Turkey lifts all COVID-19 restrictions except on music from July 1

Erdoğan has announced that Turkey will lift all COVID-19-related restrictions, including curfews, as of July 1, but one restriction will remain intact and that is on "music." He said that music -- live or otherwise -- in bars and restaurants will only be allowed until midnight. In response to Erdoğan's remarks that "No one has the right to disturb others at night," several people to Twitter saying the government has been trying to impose its lifestyle on others.

A bar employee collects chairs before closing in Istanbul in this file photo.

Duvar English 

Turkish President Recep Tayyip Erdoğan announced on June 21 that the country will lift all COVID-19-related restrictions as of July 1, except with regards to "music." 

"As of July 1, we are lifting all curfews...Public transportation restrictions will also be lifted and public institutions will return to normal working hours," Erdoğan said following a Cabinet meeting. 

The president however said that the partial ban on music -- live or otherwise -- will remain and start at midnight. 

"We are pushing the restrictions on music to 12 a.m. Take no offense but no one has the right to disturb others at night," he said. 

Several people, including musicians and politicians, criticized the government's latest move on the music sector on Twitter, calling on the Justice and Development Party (AKP) not to interfere with people's lifestyle choices. The hashtag "We are taking offense" went trending, in response to Erdoğan's remarks of "Take no offense." 

"If you are disturbed, do not listen to it Mr.," said Turkish rock star Gaye Su Akyol on Twitter.

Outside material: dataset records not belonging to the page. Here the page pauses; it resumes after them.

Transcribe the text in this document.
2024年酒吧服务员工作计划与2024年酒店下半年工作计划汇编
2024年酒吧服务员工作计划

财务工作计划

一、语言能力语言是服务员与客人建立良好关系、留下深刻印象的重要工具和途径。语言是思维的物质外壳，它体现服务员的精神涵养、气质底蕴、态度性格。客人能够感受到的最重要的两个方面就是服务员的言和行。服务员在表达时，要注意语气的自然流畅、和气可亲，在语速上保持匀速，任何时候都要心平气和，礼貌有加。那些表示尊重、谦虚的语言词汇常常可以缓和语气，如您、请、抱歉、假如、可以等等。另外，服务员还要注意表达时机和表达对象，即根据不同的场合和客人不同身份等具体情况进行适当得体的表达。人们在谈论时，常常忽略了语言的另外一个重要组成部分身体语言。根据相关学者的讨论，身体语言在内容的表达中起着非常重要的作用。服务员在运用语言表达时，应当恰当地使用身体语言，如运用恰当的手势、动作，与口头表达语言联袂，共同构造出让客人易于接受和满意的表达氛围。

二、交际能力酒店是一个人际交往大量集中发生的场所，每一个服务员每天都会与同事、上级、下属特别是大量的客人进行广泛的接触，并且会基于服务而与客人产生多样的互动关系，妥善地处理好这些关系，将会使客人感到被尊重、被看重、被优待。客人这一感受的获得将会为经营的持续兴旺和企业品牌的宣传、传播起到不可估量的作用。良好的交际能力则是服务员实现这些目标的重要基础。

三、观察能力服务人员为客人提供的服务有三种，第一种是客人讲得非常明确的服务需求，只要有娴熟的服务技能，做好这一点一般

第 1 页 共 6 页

"We have no purpose to disturb anyone. To those who see music and us in such a way, we are taking offense," Turkish rock band Redd said.

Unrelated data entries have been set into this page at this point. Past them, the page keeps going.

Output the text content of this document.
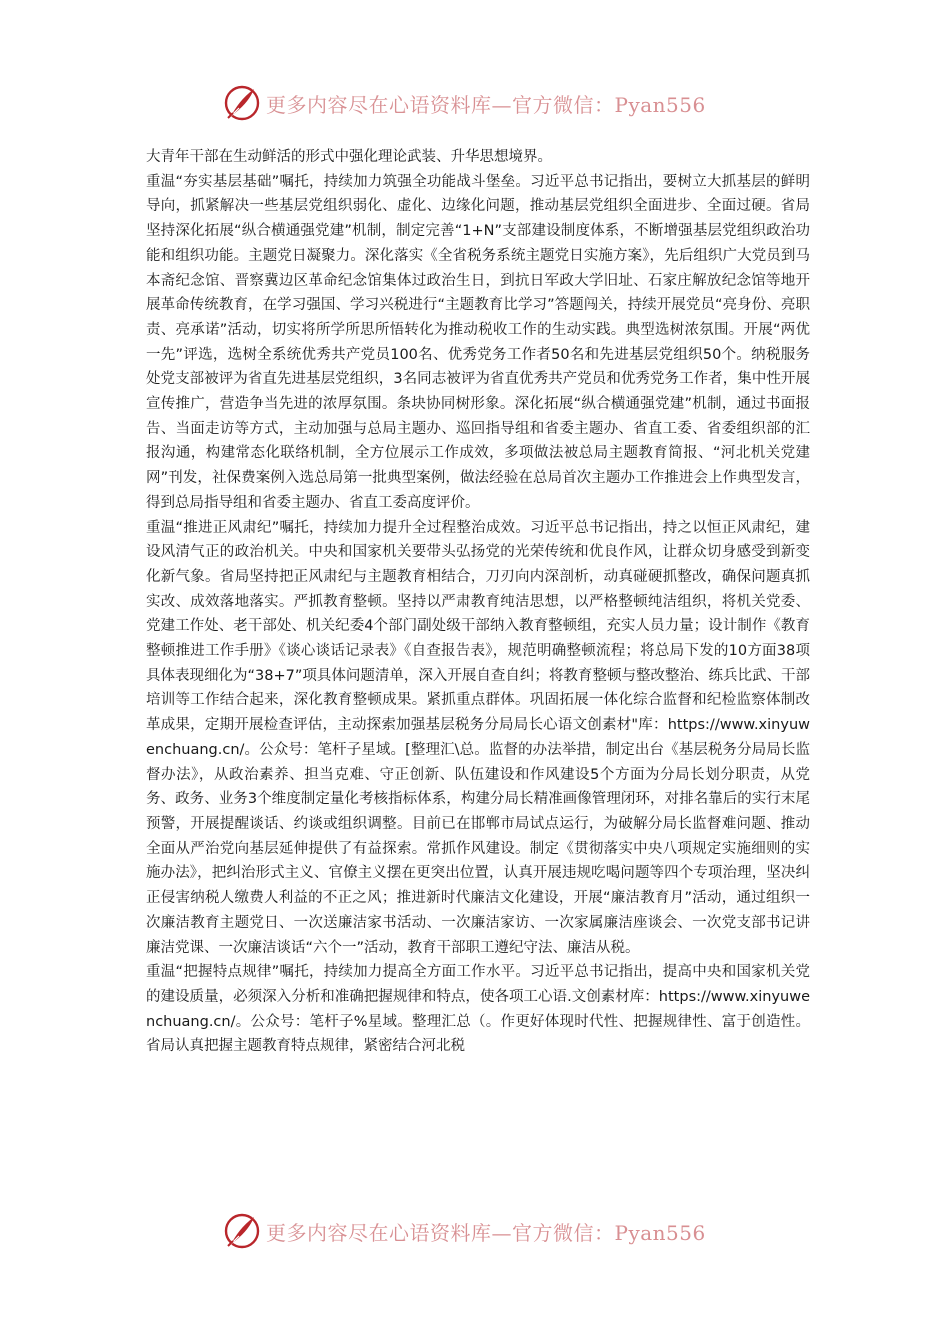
更多内容尽在心语资料库—官方微信：Pyan556

大青年干部在生动鲜活的形式中强化理论武装、升华思想境界。

重温“夯实基层基础”嘱托，持续加力筑强全功能战斗堡垒。习近平总书记指出，要树立大抓基层的鲜明导向，抓紧解决一些基层党组织弱化、虚化、边缘化问题，推动基层党组织全面进步、全面过硬。省局坚持深化拓展“纵合横通强党建”机制，制定完善“1+N”支部建设制度体系，不断增强基层党组织政治功能和组织功能。主题党日凝聚力。深化落实《全省税务系统主题党日实施方案》，先后组织广大党员到马本斋纪念馆、晋察冀边区革命纪念馆集体过政治生日，到抗日军政大学旧址、石家庄解放纪念馆等地开展革命传统教育，在学习强国、学习兴税进行“主题教育比学习”答题闯关，持续开展党员“亮身份、亮职责、亮承诺”活动，切实将所学所思所悟转化为推动税收工作的生动实践。典型选树浓氛围。开展“两优一先”评选，选树全系统优秀共产党员100名、优秀党务工作者50名和先进基层党组织50个。纳税服务处党支部被评为省直先进基层党组织，3名同志被评为省直优秀共产党员和优秀党务工作者，集中性开展宣传推广，营造争当先进的浓厚氛围。条块协同树形象。深化拓展“纵合横通强党建”机制，通过书面报告、当面走访等方式，主动加强与总局主题办、巡回指导组和省委主题办、省直工委、省委组织部的汇报沟通，构建常态化联络机制，全方位展示工作成效，多项做法被总局主题教育简报、“河北机关党建网”刊发，社保费案例入选总局第一批典型案例，做法经验在总局首次主题办工作推进会上作典型发言，得到总局指导组和省委主题办、省直工委高度评价。

重温“推进正风肃纪”嘱托，持续加力提升全过程整治成效。习近平总书记指出，持之以恒正风肃纪，建设风清气正的政治机关。中央和国家机关要带头弘扬党的光荣传统和优良作风，让群众切身感受到新变化新气象。省局坚持把正风肃纪与主题教育相结合，刀刃向内深剖析，动真碰硬抓整改，确保问题真抓实改、成效落地落实。严抓教育整顿。坚持以严肃教育纯洁思想，以严格整顿纯洁组织，将机关党委、党建工作处、老干部处、机关纪委4个部门副处级干部纳入教育整顿组，充实人员力量；设计制作《教育整顿推进工作手册》《谈心谈话记录表》《自查报告表》，规范明确整顿流程；将总局下发的10方面38项具体表现细化为“38+7”项具体问题清单，深入开展自查自纠；将教育整顿与整改整治、练兵比武、干部培训等工作结合起来，深化教育整顿成果。紧抓重点群体。巩固拓展一体化综合监督和纪检监察体制改革成果，定期开展检查评估，主动探索加强基层税务分局局长心语文创素材"库：https://www.xinyuwenchuang.cn/。公众号：笔杆子星域。[整理汇\总。监督的办法举措，制定出台《基层税务分局局长监督办法》，从政治素养、担当克难、守正创新、队伍建设和作风建设5个方面为分局长划分职责，从党务、政务、业务3个维度制定量化考核指标体系，构建分局长精准画像管理闭环，对排名靠后的实行末尾预警，开展提醒谈话、约谈或组织调整。目前已在邯郸市局试点运行，为破解分局长监督难问题、推动全面从严治党向基层延伸提供了有益探索。常抓作风建设。制定《贯彻落实中央八项规定实施细则的实施办法》，把纠治形式主义、官僚主义摆在更突出位置，认真开展违规吃喝问题等四个专项治理，坚决纠正侵害纳税人缴费人利益的不正之风；推进新时代廉洁文化建设，开展“廉洁教育月”活动，通过组织一次廉洁教育主题党日、一次送廉洁家书活动、一次廉洁家访、一次家属廉洁座谈会、一次党支部书记讲廉洁党课、一次廉洁谈话“六个一”活动，教育干部职工遵纪守法、廉洁从税。

重温“把握特点规律”嘱托，持续加力提高全方面工作水平。习近平总书记指出，提高中央和国家机关党的建设质量，必须深入分析和准确把握规律和特点，使各项工心语.文创素材库：https://www.xinyuwenchuang.cn/。公众号：笔杆子%星域。整理汇总（。作更好体现时代性、把握规律性、富于创造性。省局认真把握主题教育特点规律，紧密结合河北税

更多内容尽在心语资料库—官方微信：Pyan556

"Music does not disturb but heals disturbed souls. Musicians do not disturb but perform their art," singer Aylin Aslım said. 

"Music cannot be banned upon a party's idea. Stop playing with musicians' lives. I stand by honorable musicians who have committed suicide by not being able to take bread to their houses," Turkish singer Mahsun Kırmızıgül said. 

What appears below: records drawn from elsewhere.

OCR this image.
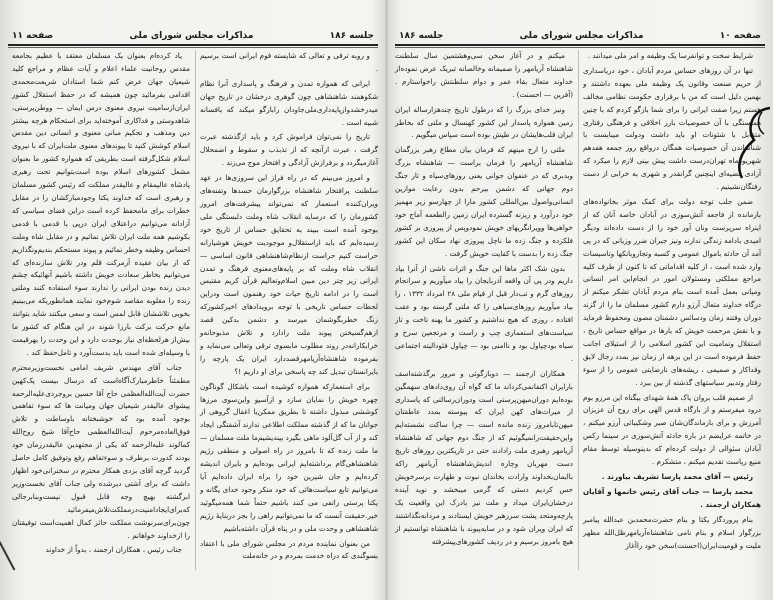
جلسه ۱۸۶
مذاکرات مجلس شورای ملی
صفحه ۱۱

و روبه ترقی و تعالی که شایسته قوم ایرانی است برسیم .

ایرانی که همواره تمدن و فرهنگ و پاسداری آنرا نظام شکوهمند شاهنشاهی چون گوهری درخشان در تاریخ جهان میدرخشد‌وازپایه‌داری‌ملی‌جاودان راباز‌گو میکند که بافسانه شبیه است .

تاریخ را نمی‌توان فراموش کرد و باید ازگذشته عبرت گرفت ، عبرت ازآنچه که از تذبذب و سقوط و اضمحلال آغازمیگردد و برفرازش آزادگی و افتخار موج می‌زند .

و امروز می‌بینم که در راه فراز این سروزی‌ها در عهد سلطنت پرافتخار شاهنشاه بزرگوارمان حسدها وتفنه‌های ویران‌کننده استعمار که نمی‌تواند پیشرفت‌های امروز کشورمان را که درسایه انقلاب شاه وملت دلبستگی ملی بوجود آمده است ببیند به تحقایق حساس از تاریخ خود رسیده‌ایم که باید ازاستقلال‌و موجودیت خویش هوشیارانه حراست کنیم حراست ازنظام‌شاهنشاهی قانون اساسی — انقلاب شاه وملت که بر پایه‌های‌معنوی فرهنگ و تمدن ایرانی زیر چتر دین مبین اسلام‌وتعالیم قرآن کریم مقتبس است را در ادامه تاریخ حیات خود رهنمون است ودراین لحظات حساس تاریخی با توجه برویدادهای اخیرکشورکه زنگ خطربگوشمان میرسد و دشمن بدکین قصد ازهم‌گسیختن پیوند ملت رادارد و تلاش مذبوحانه‌و خرابکارانه‌در روند مطلوب مابسوی ترقی وتعالی می‌نماید و بفرموده شاهنشاه‌آریامهرقصددارد ایران یک پارچه را بایرانستان تبدیل کند چه پاسخی برای او داریم !؟

برای استعمارکه همواره کوشیده است باشکال گوناگون چهره خویش را نمایان سازد و ازآسیو واین‌سوی مرزها کوششی مبذول داشته تا بطریق ممکن‌یا اغفال گروهی از جوانان ما که از گذشته مملکت اطلاعی ندارند آشفتگی ایجاد کند و از آب گل‌آلود ماهی بگیرد بپندیشیم‌ما ملت مسلمان — ما ملت زنده که تا بامروز در راه اصولی و منطقی رژیم شاهنشاهی‌گام برداشته‌ایم ایرانی بوده‌ایم و بایران اندیشه کرده‌ایم و جان شیرین خود را براه ایران داده‌ایم آیا می‌توانیم تابع سیاست‌هائی که خود منکر وجود خدای یگانه و یکتا پرستی راتفی می کنند باشیم حتماً شما همه‌میگوئید خیر.حقیقت آنست که ما نمی‌توانیم راهی را بجز دربنایهٔ رژیم شاهنشاهی و وحدت ملی و در پناه قرآن داشته‌باشیم

من بعنوان نماینده مردم در مجلس شورای ملی با اعتقاد بسوگندی که دراه خدمت بمردم و در خانه‌ملت

یاد کرده‌ام بعنوان یک مسلمان معتقد با عظیم بجامعه مقدس روحانیت علماء اعلام و آیات عظام و مراجع کلید شیعیان جهان عرض کنم شما استادان شریعت‌محمدی اقدامی بفرمائید چون همیشه که در حفظ استقلال کشور ایران‌ازسامیت نیروی معنوی درس ایمان — ووطن‌پرستی، شاهدوستی و فداکاری آموخته‌اید برای استحکام هرچه بیشتر دین ومذهب و تحکیم مبانی معنوی و انسانی دین مقدس اسلام کوشش کنید تا پیوندهای معنوی ملت‌ایران که با نیروی اسلام شکل‌گرفته است بطریقی که همواره کشور ما بعنوان مشعل کشورهای اسلام بوده است‌بتوانیم تحت رهبری پادشاه عالیمقام و عالیقدر مملکت که رئیس کشور مسلمان و رهبری است که خداوند یکتا وجودمبارکشان را در مقابل خطرات برای مامحفظ کرده است دراین فضای سیاسی که آزادانه می‌توانیم دراعتلای ایران درپی با قدمی با قدمی بکوشیم همه ملت ایران تلاش نمائیم و در مقابل شاه وملت احساس وظیفه وخطر نمائیم و پیوند مستحکم بندیم‌ونگذاریم که از بیان عقیده آزمرکت قلم ودر تلاش سازنده‌ای که می‌توانیم بخاطر سعادت خویش داشته باشیم آنهائیکه چشم دیدن زنده بودن ایرانی را ندارند سوء استفاده کنند وملتی زنده را مغلوبه مقاصد شوم‌خود نمایند همانطوریکه می‌بینیم بخوبی تلاششان قابل لمس است و سعی میکنند شاید بتوانند مانع حرکت برکت بارزا شوند در این هنگام که کشور ما بیش‌از هرلحظه‌ای نیاز بوحدت دارد و این وحدت را بهرقیمت با وسیله‌ای شده است باید بدست‌آورد و تامل‌حفظ کند .

جناب آقای مهندس شریف امامی نخست‌وزیرمحترم مطمئناً خاطرمبارک‌آگاه‌است که درسال بیست یک‌کهین حضرت آیت‌الله‌العظمی حاج آقا حسین بروجردی‌علیه‌الرحمه پیشوای عالیقدر شیعیان جهان ومیانت ها که سوء تفاهمی بوجود آمده بود که خوشبختانه باوساطت و تلاش فوق‌العاده‌مرحوم آیت‌الله‌العظمی حاج‌آقا شیخ روح‌الله کمالوند علیه‌الرحمه که یکی از مجتهدین عالیقدرزمان خود بودند کدورت برطرف و سوء‌تفاهم رفع وتوفیق کامل حاصل گردید گرچه آقای بزدی همکار محترم در سخنرانی‌خود اظهار داشت که برای آشتی دیرشده ولی جناب آقای نخست‌وزیر ابرگشته بهیچ وجه قابل قبول نیست‌وبنابرجالی که‌برای‌ایجادامنیت‌درمملکت‌تلاش‌میفرمائید چون‌برای‌سرنوشت مملکت حائز کمال اهمیت‌است توفیقتان را ازخداوند خواهانم .

جناب رئیس ، همکاران ارجمند ، بدواً از خداوند

صفحه ۱۰
مذاکرات مجلس شورای ملی
جلسه ۱۸۶

شرایط سخت و توانفرسا یک وظیفه و امر ملی میدانند .

تنها در آن روزهای حساس مردم آبادان ، خود دریاسداری از حریم صنعت وقانون یک وظیفه ملی بعهده داشتند و بهمین دلیل است که من با برقراری حکومت نظامی مخالف هستم زیرا صفت ایرانی را برای شما بازگو کردم که با چنین همبستگی با آن خصوصیات بارز اخلاقی و فرهنگی رفتاری متقابل با شئونات او باید داشت ودولت میبایست با شناساندن آن خصوصیات همگان درواقع روز جمعه هفدهم شهریورماه تهران‌درست داشت پیش بینی لازم را میکرد که آزادی قضیه‌ای اینچنین گرانقدر و شهری به خرابی از دست رفتگان‌نشینیم .

ضمن جلب توجه دولت برای کمک موثر بخانواده‌های بازمانده از فاجعه آتش‌سوزی در آبادان خاصه آنان که از اینراه سرپرست ونان آور خود را از دست داده‌اند ودیگر امیدی بادامه زندگی ندارند ونیز جبران ضرر وزیانی که در پی آمد آن حادثه باموال عمومی و کسبه وتجاروبانکها وتاسیسات وارد شده است ، از کلیه اقداماتی که تا کنون از طرف کلیه مراجع مملکتی ومسئولان امور در انجام‌این امر انسانی ومیانی بعمل آمده است بنام مردم آبادان تشکر میکنم از درگاه خداوند متعال آرزو دارم کشور مسلمان ما را از گزند دوران وفتنه زمان ودسائس دشمنان مصون ومحفوظ فرماید و با نقش مرحمت خویش که بارها در مواقع حساس تاریخ ، استقلال وتمامیت این کشور اسلامی را از استیلای اجانب حفظ فرموده است در این برهه از زمان نیز بمدد رجال لایق وفداکار و صمیمی ، ریشه‌های نارضایتی عمومی را از سوء رفتار وتدبیر سیاستهای گذشته از بین ببرد .

از صمیم قلب بروان پاک همهٔ شهدای بیگناه این مرزو بوم درود میفرستم و از بارگاه قدس الهی برای روح آن عزیزان آمرزش و برای بازماندگان‌شان صبر وشکیبائی آرزو میکنم ، در خاتمه عرایضم در باره حادثه آتش‌سوزی در سینما رکس آبادان سئوالی از دولت کرده‌ام که بدینوسیله توسط مقام منیع ریاست تقدیم میکنم ، متشکرم .

رئیس — آقای محمد پارسا تشریف بیاورند .

محمد پارسا — جناب آقای رئیس خانمها و آقایان همکاران ارجمند .

بنام پروردگار یکتا و بنام حضرت‌محمدبن عبدالله پیامبر بزرگوار اسلام و بنام نامی شاهنشاه‌آریامهر‌ظل‌الله مظهر ملیت و قومیت‌ایران(احسنت)سخن خود راآغاز

میکنم و در آغاز سخن سی‌وهشتمین سال سلطنت شاهنشاه آریامهر را صمیمانه وخالصانه تبریک عرض نموده‌از خداوند متعال بقاء عمر و دوام سلطنتش راخواستارم . (آفرین — احسنت) .

ونیز خدای بزرگ را که درطول تاریخ چندهزارساله ایران زمین همواره پاسدار این کشور کهنسال و ملتی که بخاطر ایران قلب‌هایشان در طپش بوده است سپاس میگویم .

ملتی را ارج مینهم که فرمان بیان مطاع رهبر بزرگمان شاهنشاه آریامهر را فرمان براست — شاهنشاه بزرگ وبدبری که در عنفوان جوانی یعنی روزهای‌سیاه و تار جنگ دوم جهانی که دشمن بیرحم بدون رعایت موازین انسانی‌واصول بین‌المللی کشور مارا از چهارسو زیر مهمیز خود درآورد و ریزنه گسترده ایران زمین رالطعمه آماج خود خواهی‌ها وویرانگریهای خویش نمودو‌پس از پیروزی بر کشور فلکزده و جنگ زده ما ناچل پیروزی نهاد سکان این کشور جنگ زده را بدست با کفایت خویش گرفت .

بدون شک اکثر ماها این جنگ و اثرات ناشی از آنرا بیاد داریم ودر پی آن واقعه آذربایجان را بیاد میآوریم و سرانجام روزهای گرم و تب‌دار قبل از قیام ملی ۲۸ امرداد ۱۳۳۲ ، را بیاد میآوریم روزهای‌سیاهی را که ملتی گرسنه بود و عقب افتاده ، روزی که هیچ نداشتیم و کشور ما پهنه تاخت و تاز سیاست‌های استعماری چپ و راست و مرتجعین سرخ و سیاه بود‌چپاول بود و ناامنی بود — چپاول فئودالیته اجتماعی .

همکاران ارجمند — دوبازگوئی و مرور برگذشته‌اسف بارایران اکتفانمی‌کرداند ما که گواه آن روی‌دادهای سهمگین بوده‌ایم دوران‌میهن‌پرستی است ودوران‌رسالتی که پاسداری از میراث‌های کهن ایران که پیوسته بمدد عاطفتان میهن‌تابامروز زنده مانده است — چرا ساکت نشسته‌ایم واین‌حقیقت‌رانمیگوئیم که از جنگ دوم جهانی که شاهنشاه آریامهر رهبری ملت رادادند حتی در تاریکترین روزهای تاریخ دست مهربان وچاره اندیش‌شاهنشاه آریامهر راکه باایمان‌بخداوند وارادت بخاندان نبوت و طهارت برسرخویش حس کردیم دستی که گرمی میبخشد و نوید آینده درخشان‌ایران میداد و ملت نیز بادرک این واقعیت یک پارچه‌ومتحد پشت سررهبر خویش ایستادند و مردانه‌نگذاشتند که ایران ویران شود و در سایه‌پیوند با شاهنشاه توانستیم از هیچ بامروز برسیم و در ردیف کشورهای‌پیشرفته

"We are saying from the beginning that restrictions are ideological. If you, Erdoğan, will talk about 'disturbances,' people are disturbed about you; what are you going to do about that? Let us know if there is anything that comes to your mind other than running away from elections," main opposition Republican People's Party (CHP) leader Kemal Kılıçdaroğlu wrote on Twitter. 

CHP Deputy Chair Veli Ağbaba said that Erdoğan's remarks prove that the ruling AKP is "not fighting with the coronavirus, but with people's lifestyles." "And this is the latest example," Ağbaba said. 

"The decision to stop music activities at midnight 12 a.m. is an important decision that radically changes the social life that everyone is used to. People go to a venue with live music at this hour anyway. With the same mentality, hour limitation can be brought to several things, including alcohol service. The entertainment culture is changing," said entrepreneur Can Gürses.